Banda Neira. Siapa sih yang gak tahu band indie beraliran folks yang satu ini. Kalau kamu serius beneran gak tahu, berarti ada yang salah dengan selera musikmu.

Oke, maaf saya mengawali postingan ini dengan cukup provokatif. Harap maklum jika saya emosional, soalnya Band yang akan saya review kali ini sudah bubar. Iya, kayak hubungan kita.

*skiiiiip*

Sekilas info aja buat lu yang masih belum tahu Banda Neira. Banda Neira adalah sebuah proyek musik iseng yang digarap dengan serius. Band ini hanya digawangi oleh dua orang: Ananda Badudu & Rara Sekar. Dianggap proyek main-main, karena band ini awalnya hanya sebagai kegiatan selingan disela-sela kesibukan Ananda Badudu yang merupakan wartawan Tempo dan Rara Sekar yang aktif di LSM.


Menarik ketika Banda Neira sebagai sebuah proyek iseng ternyata memiliki lagu-lagu dengan lirik berkualitas. Iseng tapi hasilnya berkuaitas. Iya, gak kayak kita ya... udah serius tapi hasilnya nihil.

*delete scene*

Selama Banda Neira eksis, banyak lagu-lagu yang sudah mereka ciptakan. Puisi-puisi legendaris yang mereka lagukan juga semakin menempatkan Banda Neira ke dalam jajaran Band yang tidak pernah main-main untuk urusan lirik.

Menurut saya, yang menarik dari Banda Neira adalah lagu-lagunya tidak melulu ‘menjelmakan’ diri sebagai ‘remaja’ yang dimabuk cinta. Tapi kadang juga ‘menjelma’ menjadi seorang ‘sahabat’, kadang juga menjadi ‘orang tua’ yang merindukan anaknya. Bahkan juga ‘menjelma’ sebagai sepasang kekasih yang menua bersama – sampai jadi debu. Singkat kata, lagu-lagu Banda Neira seperti gambaran fase hidup manusia, yang secara tidak langsung membuat Band ini memiliki pangsa pasaran yang luas. Hahaha.

###

Berikut ini adalah lagu-lagu Banda Neira yang paling sering saya dengarkan:

#Hujan di Mimpi

Lagu yang satu ini agak telat masuk di playlist saya dibanding dengan lagu-lagu Banda Neira yang lain. Sentuhan musiknya khas Banda Neira banget. Permainan petikan gitar dan dua vokal Ananda Badudu dan Rara Sekar yang saling mengisi semakin membuat lagu ini begitu menghanyutkan. Terutama untuk mereka yang mulai jatuh cinta.

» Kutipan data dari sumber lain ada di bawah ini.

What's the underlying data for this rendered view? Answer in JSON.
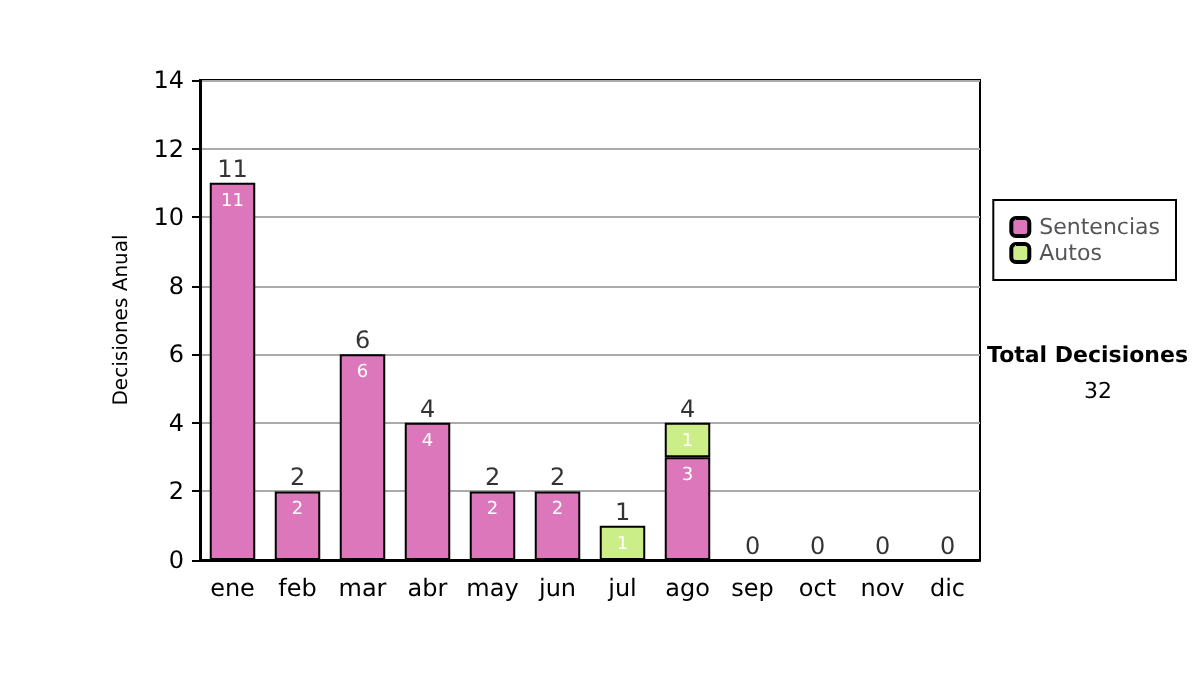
{
  "chart_data": {
    "type": "bar",
    "stacked": true,
    "ylabel": "Decisiones Anual",
    "categories": [
      "ene",
      "feb",
      "mar",
      "abr",
      "may",
      "jun",
      "jul",
      "ago",
      "sep",
      "oct",
      "nov",
      "dic"
    ],
    "series": [
      {
        "name": "Sentencias",
        "color": "#dd77bb",
        "values": [
          11,
          2,
          6,
          4,
          2,
          2,
          0,
          3,
          0,
          0,
          0,
          0
        ],
        "value_labels": [
          "11",
          "2",
          "6",
          "4",
          "2",
          "2",
          null,
          "3",
          null,
          null,
          null,
          null
        ]
      },
      {
        "name": "Autos",
        "color": "#ccee88",
        "values": [
          0,
          0,
          0,
          0,
          0,
          0,
          1,
          1,
          0,
          0,
          0,
          0
        ],
        "value_labels": [
          null,
          null,
          null,
          null,
          null,
          null,
          "1",
          "1",
          null,
          null,
          null,
          null
        ]
      }
    ],
    "totals": [
      "11",
      "2",
      "6",
      "4",
      "2",
      "2",
      "1",
      "4",
      "0",
      "0",
      "0",
      "0"
    ],
    "ylim": [
      0,
      14
    ],
    "yticks": [
      0,
      2,
      4,
      6,
      8,
      10,
      12,
      14
    ],
    "grid": "y",
    "legend": "right",
    "annotations": [
      "Total Decisiones",
      "32"
    ]
  }
}
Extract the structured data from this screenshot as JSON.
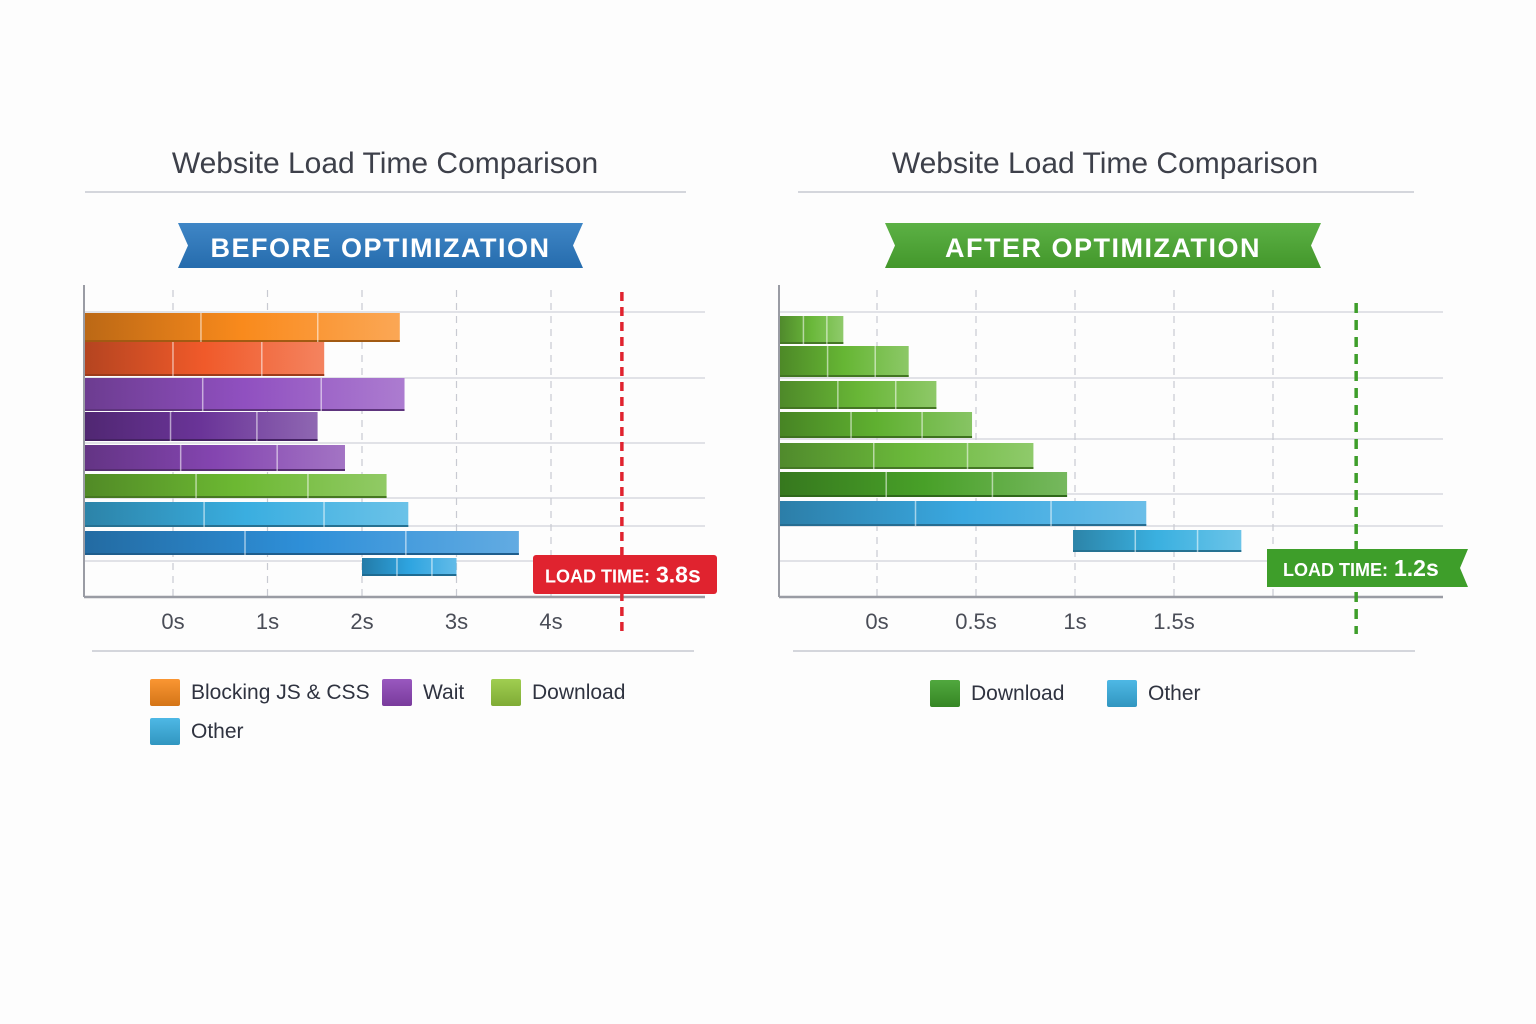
{
  "chart_data": [
    {
      "type": "bar",
      "orientation": "horizontal-waterfall",
      "title": "Website Load Time Comparison",
      "banner": "BEFORE OPTIMIZATION",
      "banner_color": "#2a78c0",
      "xlabel": "",
      "ylabel": "",
      "x_ticks": [
        0,
        1,
        2,
        3,
        4
      ],
      "x_tick_labels": [
        "0s",
        "1s",
        "2s",
        "3s",
        "4s"
      ],
      "xlim": [
        -0.94,
        5.6
      ],
      "grid": true,
      "series_colors": {
        "Blocking JS & CSS": "#f98a1c",
        "Blocking JS & CSS (alt)": "#f05a2a",
        "Wait": "#8e45b8",
        "Download": "#7cc03a",
        "Other": "#3ab0e2"
      },
      "bars": [
        {
          "series": "Blocking JS & CSS",
          "color": "#f98a1c",
          "start": -0.94,
          "end": 2.4
        },
        {
          "series": "Blocking JS & CSS",
          "color": "#f05a2a",
          "start": -0.94,
          "end": 1.6
        },
        {
          "series": "Wait",
          "color": "#9050c0",
          "start": -0.94,
          "end": 2.45
        },
        {
          "series": "Wait",
          "color": "#6a3498",
          "start": -0.94,
          "end": 1.53
        },
        {
          "series": "Wait",
          "color": "#8445b0",
          "start": -0.94,
          "end": 1.82
        },
        {
          "series": "Download",
          "color": "#6cb832",
          "start": -0.94,
          "end": 2.26
        },
        {
          "series": "Other",
          "color": "#3aaee0",
          "start": -0.94,
          "end": 2.49
        },
        {
          "series": "Other",
          "color": "#2e8fd8",
          "start": -0.94,
          "end": 3.66
        },
        {
          "series": "Other",
          "color": "#2ea4e0",
          "start": 2.0,
          "end": 3.0
        }
      ],
      "load_time_marker": {
        "label_prefix": "LOAD TIME:",
        "label_value": "3.8s",
        "color": "#e0232f",
        "x": 4.75
      },
      "legend": [
        {
          "label": "Blocking JS & CSS",
          "color": "#f98a1c"
        },
        {
          "label": "Wait",
          "color": "#8e45b8"
        },
        {
          "label": "Download",
          "color": "#95c93e"
        },
        {
          "label": "Other",
          "color": "#3ab0e2"
        }
      ],
      "legend_position": "bottom"
    },
    {
      "type": "bar",
      "orientation": "horizontal-waterfall",
      "title": "Website Load Time Comparison",
      "banner": "AFTER OPTIMIZATION",
      "banner_color": "#4aa830",
      "xlabel": "",
      "ylabel": "",
      "x_ticks": [
        0,
        0.5,
        1,
        1.5,
        2
      ],
      "x_tick_labels": [
        "0s",
        "0.5s",
        "1s",
        "1.5s",
        ""
      ],
      "xlim": [
        -0.49,
        2.86
      ],
      "grid": true,
      "bars": [
        {
          "series": "Download",
          "color": "#6ab83a",
          "start": -0.49,
          "end": -0.17
        },
        {
          "series": "Download",
          "color": "#66b634",
          "start": -0.49,
          "end": 0.16
        },
        {
          "series": "Download",
          "color": "#68b636",
          "start": -0.49,
          "end": 0.3
        },
        {
          "series": "Download",
          "color": "#5fb030",
          "start": -0.49,
          "end": 0.48
        },
        {
          "series": "Download",
          "color": "#6ab83a",
          "start": -0.49,
          "end": 0.79
        },
        {
          "series": "Download",
          "color": "#48a028",
          "start": -0.49,
          "end": 0.96
        },
        {
          "series": "Other",
          "color": "#3aa8e0",
          "start": -0.49,
          "end": 1.36
        },
        {
          "series": "Other",
          "color": "#3ab0e0",
          "start": 0.99,
          "end": 1.84
        }
      ],
      "load_time_marker": {
        "label_prefix": "LOAD TIME:",
        "label_value": "1.2s",
        "color": "#3e9e2a",
        "x": 2.42
      },
      "legend": [
        {
          "label": "Download",
          "color": "#3e9e2a"
        },
        {
          "label": "Other",
          "color": "#3ab0e2"
        }
      ],
      "legend_position": "bottom"
    }
  ]
}
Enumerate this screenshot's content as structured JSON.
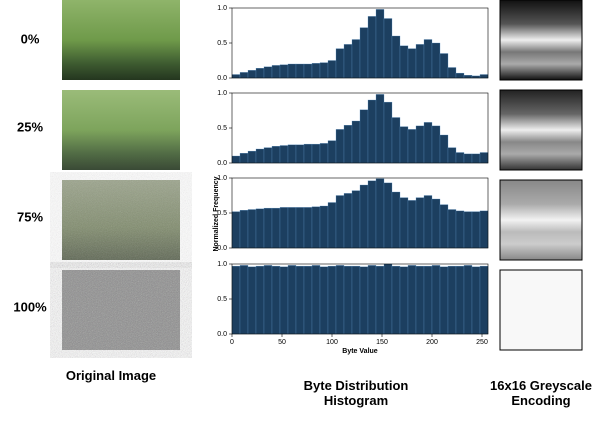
{
  "rows": [
    {
      "label": "0%"
    },
    {
      "label": "25%"
    },
    {
      "label": "75%"
    },
    {
      "label": "100%"
    }
  ],
  "columns": [
    "Original Image",
    "Byte Distribution Histogram",
    "16x16 Greyscale Encoding"
  ],
  "ylabel": "Normalized Frequency",
  "chart_data": [
    {
      "type": "histogram",
      "color": "#1c3f60",
      "xlim": [
        0,
        256
      ],
      "ylim": [
        0,
        1
      ],
      "yticks": [
        {
          "value": 0,
          "label": "0.0"
        },
        {
          "value": 0.5,
          "label": "0.5"
        },
        {
          "value": 1,
          "label": "1.0"
        }
      ],
      "bins": [
        0,
        8,
        16,
        24,
        32,
        40,
        48,
        56,
        64,
        72,
        80,
        88,
        96,
        104,
        112,
        120,
        128,
        136,
        144,
        152,
        160,
        168,
        176,
        184,
        192,
        200,
        208,
        216,
        224,
        232,
        240,
        248,
        256
      ],
      "values": [
        0.05,
        0.08,
        0.11,
        0.14,
        0.16,
        0.18,
        0.19,
        0.2,
        0.2,
        0.2,
        0.21,
        0.22,
        0.25,
        0.42,
        0.48,
        0.55,
        0.72,
        0.88,
        0.98,
        0.85,
        0.6,
        0.46,
        0.42,
        0.48,
        0.55,
        0.5,
        0.35,
        0.15,
        0.07,
        0.04,
        0.03,
        0.05
      ]
    },
    {
      "type": "histogram",
      "color": "#1c3f60",
      "xlim": [
        0,
        256
      ],
      "ylim": [
        0,
        1
      ],
      "yticks": [
        {
          "value": 0,
          "label": "0.0"
        },
        {
          "value": 0.5,
          "label": "0.5"
        },
        {
          "value": 1,
          "label": "1.0"
        }
      ],
      "bins": [
        0,
        8,
        16,
        24,
        32,
        40,
        48,
        56,
        64,
        72,
        80,
        88,
        96,
        104,
        112,
        120,
        128,
        136,
        144,
        152,
        160,
        168,
        176,
        184,
        192,
        200,
        208,
        216,
        224,
        232,
        240,
        248,
        256
      ],
      "values": [
        0.1,
        0.14,
        0.17,
        0.2,
        0.22,
        0.24,
        0.25,
        0.26,
        0.26,
        0.27,
        0.27,
        0.28,
        0.32,
        0.48,
        0.54,
        0.6,
        0.76,
        0.9,
        0.98,
        0.87,
        0.65,
        0.52,
        0.48,
        0.53,
        0.58,
        0.53,
        0.4,
        0.22,
        0.15,
        0.13,
        0.13,
        0.15
      ]
    },
    {
      "type": "histogram",
      "color": "#1c3f60",
      "xlim": [
        0,
        256
      ],
      "ylim": [
        0,
        1
      ],
      "yticks": [
        {
          "value": 0,
          "label": "0.0"
        },
        {
          "value": 0.5,
          "label": "0.5"
        },
        {
          "value": 1,
          "label": "1.0"
        }
      ],
      "bins": [
        0,
        8,
        16,
        24,
        32,
        40,
        48,
        56,
        64,
        72,
        80,
        88,
        96,
        104,
        112,
        120,
        128,
        136,
        144,
        152,
        160,
        168,
        176,
        184,
        192,
        200,
        208,
        216,
        224,
        232,
        240,
        248,
        256
      ],
      "values": [
        0.52,
        0.54,
        0.55,
        0.56,
        0.57,
        0.57,
        0.58,
        0.58,
        0.58,
        0.58,
        0.59,
        0.6,
        0.65,
        0.75,
        0.78,
        0.82,
        0.9,
        0.96,
        0.99,
        0.93,
        0.8,
        0.72,
        0.68,
        0.72,
        0.75,
        0.7,
        0.62,
        0.55,
        0.53,
        0.52,
        0.52,
        0.53
      ]
    },
    {
      "type": "histogram",
      "color": "#1c3f60",
      "xlim": [
        0,
        256
      ],
      "ylim": [
        0,
        1
      ],
      "yticks": [
        {
          "value": 0,
          "label": "0.0"
        },
        {
          "value": 0.5,
          "label": "0.5"
        },
        {
          "value": 1,
          "label": "1.0"
        }
      ],
      "xticks": [
        0,
        50,
        100,
        150,
        200,
        250
      ],
      "xlabel": "Byte Value",
      "bins": [
        0,
        8,
        16,
        24,
        32,
        40,
        48,
        56,
        64,
        72,
        80,
        88,
        96,
        104,
        112,
        120,
        128,
        136,
        144,
        152,
        160,
        168,
        176,
        184,
        192,
        200,
        208,
        216,
        224,
        232,
        240,
        248,
        256
      ],
      "values": [
        0.97,
        0.98,
        0.96,
        0.97,
        0.98,
        0.97,
        0.96,
        0.98,
        0.97,
        0.97,
        0.98,
        0.96,
        0.97,
        0.98,
        0.97,
        0.97,
        0.96,
        0.98,
        0.97,
        1,
        0.97,
        0.96,
        0.98,
        0.97,
        0.97,
        0.98,
        0.96,
        0.97,
        0.97,
        0.98,
        0.96,
        0.97
      ]
    }
  ]
}
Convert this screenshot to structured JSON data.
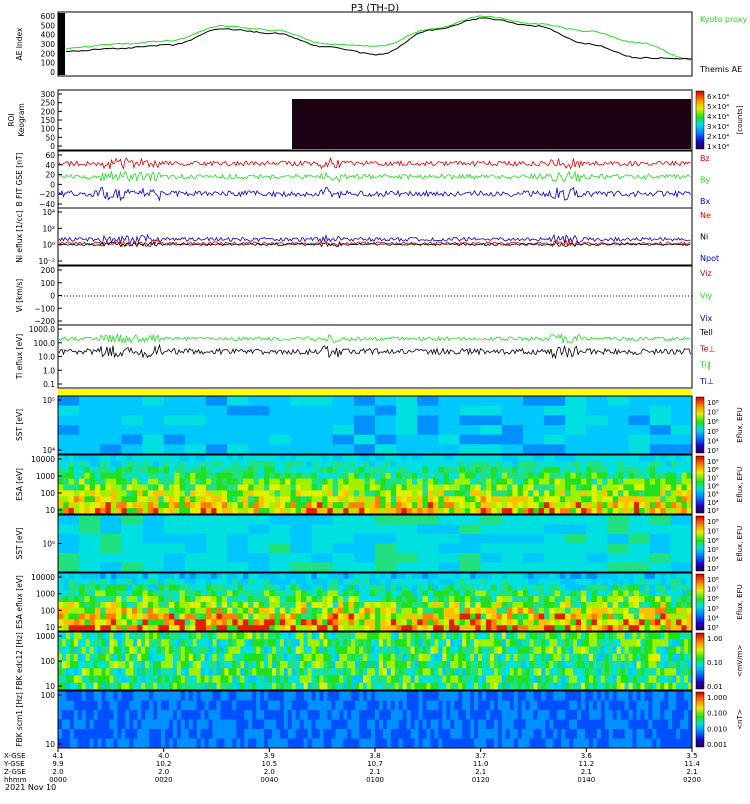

“Semesta bicara tanpa bersuara.
Semesta ia kadang buta aksara.
Sepi itu indah... percayalah.
Membisu itu... anugerah.
Seperti hadirmu di kala gempa.
Jujur dan tanpa bersandiwara.
Teduhnya seperti hujan di mimpi.
Berdua kita berlari.”

#Utarakan

Adalah salah satu lagu dari Album Yang Patah Tumbuh Yang Hilang Berganti. Di lagu ini hanya ada vokal dari Ananda Badudu. Mungkin semacam perwakilan dari semua kegalauan kaum adam – utarakan. Lagu yang mengajak kita untuk jujur mengatakan apa yang tengah kita rasakan. Meskipun kadang mengutarakan sesuatu tidak semudah yang kita bayangkan.
“Dan hari ini takkan kau menangkan.
Bila kau tak berani mempertaruhkan.
Walau tak semua tanya datang beserta jawab.
Dan tak semua harapan terpenuhi.
Ketika berbicara juga sesulit diam.
Utarakan... utarakan... utarakan.”
#Ke Entah Berantah
Mungkin ini lagu Banda Neira yang pertama kali saya dengar. Gegara salah satu radio terlalu sering memutar lagu ini. Lagu yang ketika pertama kali mendengarkannya, saya butuh waktu berkali-kali untuk mencerna liriknya.

“Dan kawan.
Bawaku tersesat ke entah berantah.
Tersaru antara nikmat atau lara.
Berpeganglah erat, bersiap terhempas ke tanda tanya.”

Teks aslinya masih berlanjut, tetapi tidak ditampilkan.